Fewer than half of Americans believe President Trump has done something illegal when it comes to his ties with Russia, but more than 6 in 10 say he has tried to impede or obstruct the investigation into these ties, according to a new survey by The AP-NORC Center for Public Affairs Research. The survey also finds that confidence in the Justice Department’s investigation has increased among Democrats and decreased among Republicans since June.
Forty percent of Americans say Trump has done something illegal with regards to his campaign’s ties with Russia, 32 percent say he has done something unethical but not illegal, and 25 percent say he has committed no wrongdoing.
But when it comes to the investigation into these ties, 63 percent say he has tried to impede or obstruct the investigation and 35 percent say he has not. These numbers remain largely unchanged since June of this year.

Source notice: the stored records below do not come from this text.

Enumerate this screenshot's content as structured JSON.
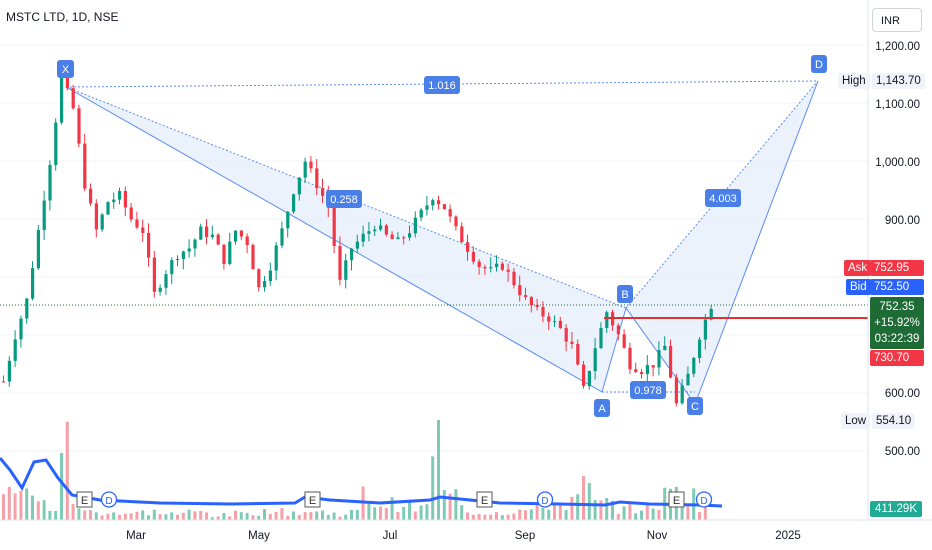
{
  "header": {
    "title": "MSTC LTD, 1D, NSE",
    "currency": "INR"
  },
  "colors": {
    "up": "#089981",
    "down": "#f23645",
    "pattern": "#2962ff",
    "pattern_fill": "#e3edfb",
    "last_price": "#1e6b36",
    "level_line": "#e03030",
    "ask": "#f23645",
    "bid": "#2962ff",
    "volume_line": "#2962ff"
  },
  "price_axis": {
    "ticks": [
      "1,200.00",
      "1,100.00",
      "1,000.00",
      "900.00",
      "600.00",
      "500.00"
    ]
  },
  "price_labels": {
    "high_label": "High",
    "high_value": "1,143.70",
    "low_label": "Low",
    "low_value": "554.10",
    "ask_label": "Ask",
    "ask_value": "752.95",
    "bid_label": "Bid",
    "bid_value": "752.50",
    "last_price": "752.35",
    "change_pct": "+15.92%",
    "countdown": "03:22:39",
    "level": "730.70",
    "volume": "411.29K"
  },
  "time_axis": {
    "labels": [
      "Mar",
      "May",
      "Jul",
      "Sep",
      "Nov",
      "2025"
    ]
  },
  "pattern": {
    "type": "XABCD",
    "points": {
      "X": "X",
      "A": "A",
      "B": "B",
      "C": "C",
      "D": "D"
    },
    "ratios": {
      "XB": "1.016",
      "AB": "0.258",
      "BC": "0.978",
      "CD": "4.003"
    }
  },
  "events": {
    "earnings_marker": "E",
    "dividend_marker": "D"
  },
  "chart_data": {
    "type": "candlestick",
    "x_range": [
      "2024-01",
      "2025-01"
    ],
    "ylim": [
      430,
      1230
    ],
    "price_path": [
      {
        "t": 0,
        "p": 620
      },
      {
        "t": 2,
        "p": 700
      },
      {
        "t": 4,
        "p": 760
      },
      {
        "t": 6,
        "p": 880
      },
      {
        "t": 8,
        "p": 1000
      },
      {
        "t": 10,
        "p": 1143.7
      },
      {
        "t": 12,
        "p": 1090
      },
      {
        "t": 14,
        "p": 960
      },
      {
        "t": 16,
        "p": 880
      },
      {
        "t": 18,
        "p": 930
      },
      {
        "t": 20,
        "p": 940
      },
      {
        "t": 22,
        "p": 900
      },
      {
        "t": 24,
        "p": 880
      },
      {
        "t": 26,
        "p": 770
      },
      {
        "t": 28,
        "p": 810
      },
      {
        "t": 30,
        "p": 840
      },
      {
        "t": 32,
        "p": 850
      },
      {
        "t": 34,
        "p": 880
      },
      {
        "t": 36,
        "p": 870
      },
      {
        "t": 38,
        "p": 830
      },
      {
        "t": 40,
        "p": 880
      },
      {
        "t": 42,
        "p": 860
      },
      {
        "t": 44,
        "p": 780
      },
      {
        "t": 46,
        "p": 820
      },
      {
        "t": 48,
        "p": 880
      },
      {
        "t": 50,
        "p": 950
      },
      {
        "t": 52,
        "p": 1000
      },
      {
        "t": 54,
        "p": 960
      },
      {
        "t": 56,
        "p": 920
      },
      {
        "t": 58,
        "p": 790
      },
      {
        "t": 60,
        "p": 850
      },
      {
        "t": 62,
        "p": 870
      },
      {
        "t": 64,
        "p": 890
      },
      {
        "t": 66,
        "p": 870
      },
      {
        "t": 68,
        "p": 860
      },
      {
        "t": 70,
        "p": 880
      },
      {
        "t": 72,
        "p": 910
      },
      {
        "t": 74,
        "p": 940
      },
      {
        "t": 76,
        "p": 920
      },
      {
        "t": 78,
        "p": 880
      },
      {
        "t": 80,
        "p": 850
      },
      {
        "t": 82,
        "p": 820
      },
      {
        "t": 84,
        "p": 810
      },
      {
        "t": 86,
        "p": 820
      },
      {
        "t": 88,
        "p": 790
      },
      {
        "t": 90,
        "p": 760
      },
      {
        "t": 92,
        "p": 740
      },
      {
        "t": 94,
        "p": 730
      },
      {
        "t": 96,
        "p": 710
      },
      {
        "t": 98,
        "p": 680
      },
      {
        "t": 100,
        "p": 605
      },
      {
        "t": 102,
        "p": 680
      },
      {
        "t": 104,
        "p": 740
      },
      {
        "t": 106,
        "p": 700
      },
      {
        "t": 108,
        "p": 650
      },
      {
        "t": 110,
        "p": 640
      },
      {
        "t": 112,
        "p": 650
      },
      {
        "t": 114,
        "p": 680
      },
      {
        "t": 116,
        "p": 580
      },
      {
        "t": 118,
        "p": 630
      },
      {
        "t": 120,
        "p": 700
      },
      {
        "t": 122,
        "p": 752.35
      }
    ],
    "volume_profile": [
      0.5,
      0.4,
      0.3,
      0.2,
      0.15,
      0.9,
      0.2,
      0.1,
      0.1,
      0.1,
      0.08,
      0.08,
      0.1,
      0.1,
      0.08,
      0.07,
      0.1,
      0.1,
      0.06,
      0.06,
      0.08,
      0.1,
      0.1,
      0.15,
      0.1,
      0.1,
      0.1,
      0.1,
      0.08,
      0.08,
      0.1,
      0.3,
      0.2,
      0.2,
      0.2,
      0.15,
      0.15,
      1.0,
      0.3,
      0.3,
      0.1,
      0.1,
      0.1,
      0.1,
      0.12,
      0.12,
      0.15,
      0.2,
      0.2,
      0.25,
      0.4,
      0.2,
      0.2,
      0.15,
      0.15,
      0.15,
      0.2,
      0.3,
      0.4,
      0.3,
      0.2
    ]
  }
}
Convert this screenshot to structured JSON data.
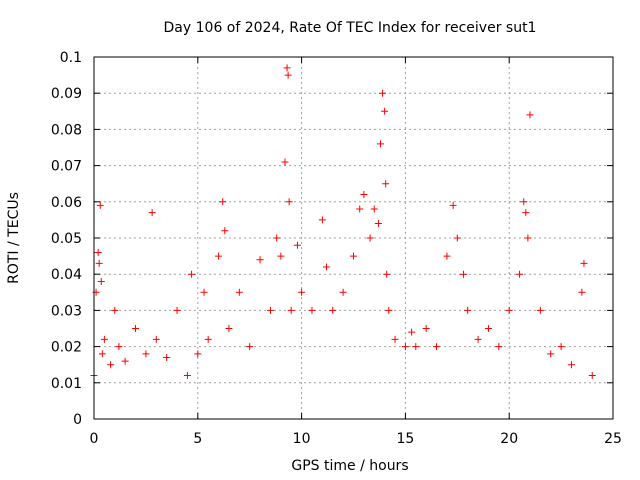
{
  "chart_data": {
    "type": "scatter",
    "title": "Day 106 of 2024, Rate Of TEC Index for receiver sut1",
    "xlabel": "GPS time / hours",
    "ylabel": "ROTI / TECUs",
    "xlim": [
      0,
      25
    ],
    "ylim": [
      0,
      0.1
    ],
    "x_ticks": [
      "0",
      "5",
      "10",
      "15",
      "20",
      "25"
    ],
    "y_ticks": [
      "0",
      "0.01",
      "0.02",
      "0.03",
      "0.04",
      "0.05",
      "0.06",
      "0.07",
      "0.08",
      "0.09",
      "0.1"
    ],
    "grid": true,
    "legend": "none",
    "marker": "+",
    "color": "#ff0000",
    "series": [
      {
        "x": [
          0.0,
          0.1,
          0.2,
          0.25,
          0.3,
          0.35,
          0.4,
          0.5,
          0.8,
          1.0,
          1.2,
          1.5,
          2.0,
          2.5,
          2.8,
          3.0,
          3.5,
          4.0,
          4.5,
          4.7,
          5.0,
          5.3,
          5.5,
          6.0,
          6.2,
          6.3,
          6.5,
          7.0,
          7.5,
          8.0,
          8.5,
          8.8,
          9.0,
          9.2,
          9.3,
          9.35,
          9.4,
          9.5,
          9.8,
          10.0,
          10.5,
          11.0,
          11.2,
          11.5,
          12.0,
          12.5,
          12.8,
          13.0,
          13.3,
          13.5,
          13.7,
          13.8,
          13.9,
          14.0,
          14.05,
          14.1,
          14.2,
          14.5,
          15.0,
          15.3,
          15.5,
          16.0,
          16.5,
          17.0,
          17.3,
          17.5,
          17.8,
          18.0,
          18.5,
          19.0,
          19.5,
          20.0,
          20.5,
          20.7,
          20.8,
          20.9,
          21.0,
          21.5,
          22.0,
          22.5,
          23.0,
          23.5,
          23.6,
          24.0
        ],
        "y": [
          0.012,
          0.035,
          0.046,
          0.043,
          0.059,
          0.038,
          0.018,
          0.022,
          0.015,
          0.03,
          0.02,
          0.016,
          0.025,
          0.018,
          0.057,
          0.022,
          0.017,
          0.03,
          0.012,
          0.04,
          0.018,
          0.035,
          0.022,
          0.045,
          0.06,
          0.052,
          0.025,
          0.035,
          0.02,
          0.044,
          0.03,
          0.05,
          0.045,
          0.071,
          0.097,
          0.095,
          0.06,
          0.03,
          0.048,
          0.035,
          0.03,
          0.055,
          0.042,
          0.03,
          0.035,
          0.045,
          0.058,
          0.062,
          0.05,
          0.058,
          0.054,
          0.076,
          0.09,
          0.085,
          0.065,
          0.04,
          0.03,
          0.022,
          0.02,
          0.024,
          0.02,
          0.025,
          0.02,
          0.045,
          0.059,
          0.05,
          0.04,
          0.03,
          0.022,
          0.025,
          0.02,
          0.03,
          0.04,
          0.06,
          0.057,
          0.05,
          0.084,
          0.03,
          0.018,
          0.02,
          0.015,
          0.035,
          0.043,
          0.012
        ]
      }
    ]
  }
}
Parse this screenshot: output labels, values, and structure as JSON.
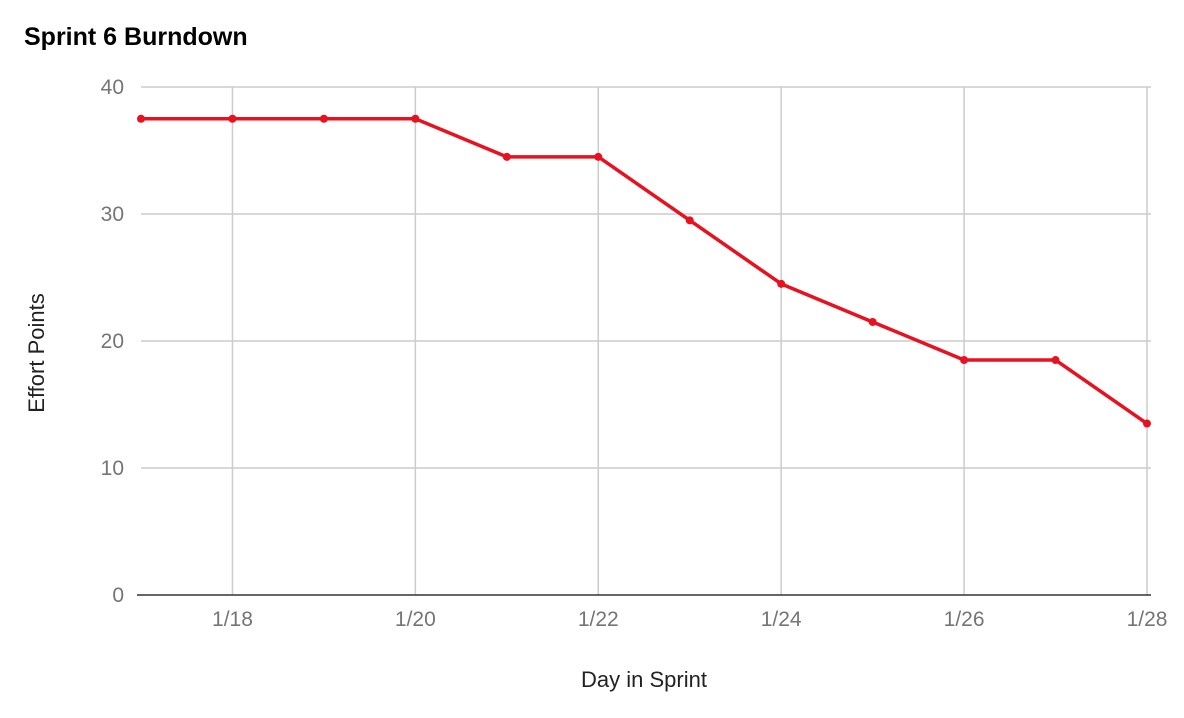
{
  "chart_data": {
    "type": "line",
    "title": "Sprint 6 Burndown",
    "xlabel": "Day in Sprint",
    "ylabel": "Effort Points",
    "x": [
      "1/17",
      "1/18",
      "1/19",
      "1/20",
      "1/21",
      "1/22",
      "1/23",
      "1/24",
      "1/25",
      "1/26",
      "1/27",
      "1/28"
    ],
    "x_tick_labels": [
      "1/18",
      "1/20",
      "1/22",
      "1/24",
      "1/26",
      "1/28"
    ],
    "y_ticks": [
      0,
      10,
      20,
      30,
      40
    ],
    "ylim": [
      0,
      40
    ],
    "grid": true,
    "legend": "none",
    "series": [
      {
        "color": "#e8111f",
        "values": [
          37.5,
          37.5,
          37.5,
          37.5,
          34.5,
          34.5,
          29.5,
          24.5,
          21.5,
          18.5,
          18.5,
          13.5
        ]
      }
    ]
  }
}
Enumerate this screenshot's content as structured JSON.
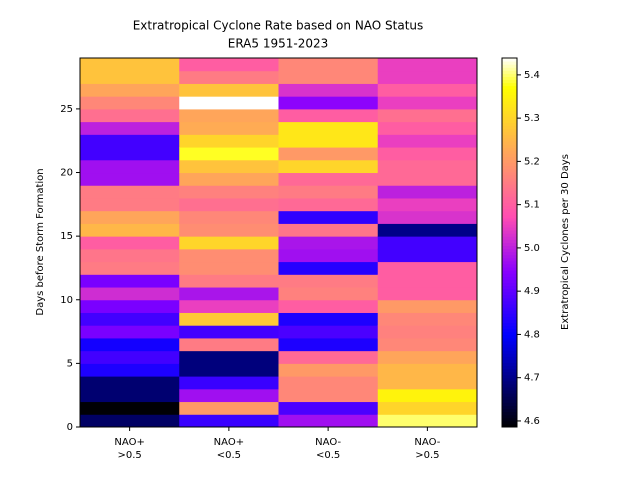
{
  "chart_data": {
    "type": "heatmap",
    "title": "Extratropical Cyclone Rate based on NAO Status",
    "subtitle": "ERA5 1951-2023",
    "y_label": "Days before Storm Formation",
    "categories": [
      "NAO+\n>0.5",
      "NAO+\n<0.5",
      "NAO-\n<0.5",
      "NAO-\n>0.5"
    ],
    "values": [
      [
        4.67,
        4.59,
        4.68,
        4.68,
        4.83,
        4.87,
        4.82,
        4.93,
        4.87,
        4.93,
        5.02,
        4.93,
        5.15,
        5.14,
        5.1,
        5.25,
        5.22,
        5.15,
        5.15,
        4.97,
        4.97,
        4.87,
        4.87,
        5.0,
        5.13,
        5.17,
        5.22,
        5.27,
        5.27
      ],
      [
        4.86,
        5.2,
        4.97,
        4.86,
        4.69,
        4.69,
        5.15,
        4.87,
        5.28,
        5.05,
        4.98,
        5.15,
        5.18,
        5.18,
        5.3,
        5.18,
        5.17,
        5.13,
        5.16,
        5.22,
        5.27,
        5.38,
        5.3,
        5.23,
        5.22,
        5.44,
        5.27,
        5.15,
        5.1
      ],
      [
        4.97,
        4.88,
        5.17,
        5.17,
        5.2,
        5.12,
        4.83,
        4.88,
        4.83,
        5.1,
        5.16,
        5.15,
        4.84,
        4.97,
        4.98,
        5.14,
        4.85,
        5.12,
        5.15,
        5.12,
        5.3,
        5.2,
        5.33,
        5.33,
        5.1,
        4.95,
        5.03,
        5.17,
        5.17
      ],
      [
        5.4,
        5.3,
        5.35,
        5.25,
        5.25,
        5.22,
        5.17,
        5.16,
        5.17,
        5.2,
        5.1,
        5.1,
        5.1,
        4.87,
        4.87,
        4.7,
        5.03,
        5.05,
        5.0,
        5.12,
        5.12,
        5.1,
        5.05,
        5.1,
        5.13,
        5.05,
        5.1,
        5.05,
        5.05
      ]
    ],
    "ylim": [
      0,
      29
    ],
    "yticks": [
      0,
      5,
      10,
      15,
      20,
      25
    ],
    "colormap": "gnuplot2",
    "colorbar": {
      "label": "Extratropical Cyclones per 30 Days",
      "lim": [
        4.586,
        5.439
      ],
      "ticks": [
        4.6,
        4.7,
        4.8,
        4.9,
        {
          "value": 5,
          "label": "5.0"
        },
        5.1,
        5.2,
        5.3,
        5.4
      ]
    }
  }
}
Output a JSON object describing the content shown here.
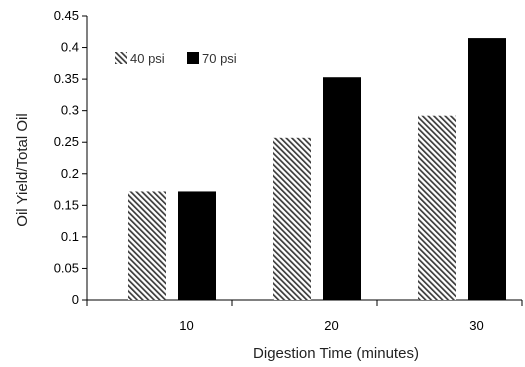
{
  "chart_data": {
    "type": "bar",
    "title": "",
    "xlabel": "Digestion Time (minutes)",
    "ylabel": "Oil Yield/Total Oil",
    "categories": [
      "10",
      "20",
      "30"
    ],
    "ylim": [
      0,
      0.45
    ],
    "yticks": [
      "0",
      "0.05",
      "0.1",
      "0.15",
      "0.2",
      "0.25",
      "0.3",
      "0.35",
      "0.4",
      "0.45"
    ],
    "grid": false,
    "legend_position": "top-left",
    "series": [
      {
        "name": "40 psi",
        "values": [
          0.172,
          0.257,
          0.292
        ],
        "pattern": "diagonal-hatch",
        "color": "#3a3a3a"
      },
      {
        "name": "70 psi",
        "values": [
          0.172,
          0.353,
          0.415
        ],
        "pattern": "solid",
        "color": "#000000"
      }
    ]
  }
}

And many Americans lack confidence that neither the Justice Department’s investigation, led by former FBI Director Robert Mueller, nor the Congressional investigation will be fair and impartial. Twenty-six percent of Americans say they are extremely or very confident that the Justice Department’s investigation will be fair and impartial, 31 percent are moderately confident, and 42 percent are not very or not confident at all. Just 13 percent of Americans say they are extremely or very confident that the Congressional investigation into Trump’s ties to Russia will be fair and impartial, 32 percent are moderately confident, and 54 percent are not very or not confident at all.
While Democrats and Republicans express similarly low levels of confidence in the Congressional investigation, their views on the Justice Department’s ability to conduct a fair investigation have diverged since June. In June, 27 percent of Democrats and 28 percent of Republicans expressed confidence in the fairness of the Justice Department’s investigation. Today, 38 percent of Democrats express confidence compared with just 14 percent of Republicans.
The nationwide poll was conducted December 7-11, 2017 using the AmeriSpeak® Panel, the probability-based panel of NORC at the University of Chicago. Other topics covered on the survey are sexual misconduct, presidential approval, and attitudes toward abortion. Online and telephone interviews using landlines and cell phones were conducted with 1,020 adults. The margin of sampling error is plus or minus 4.3 percentage points.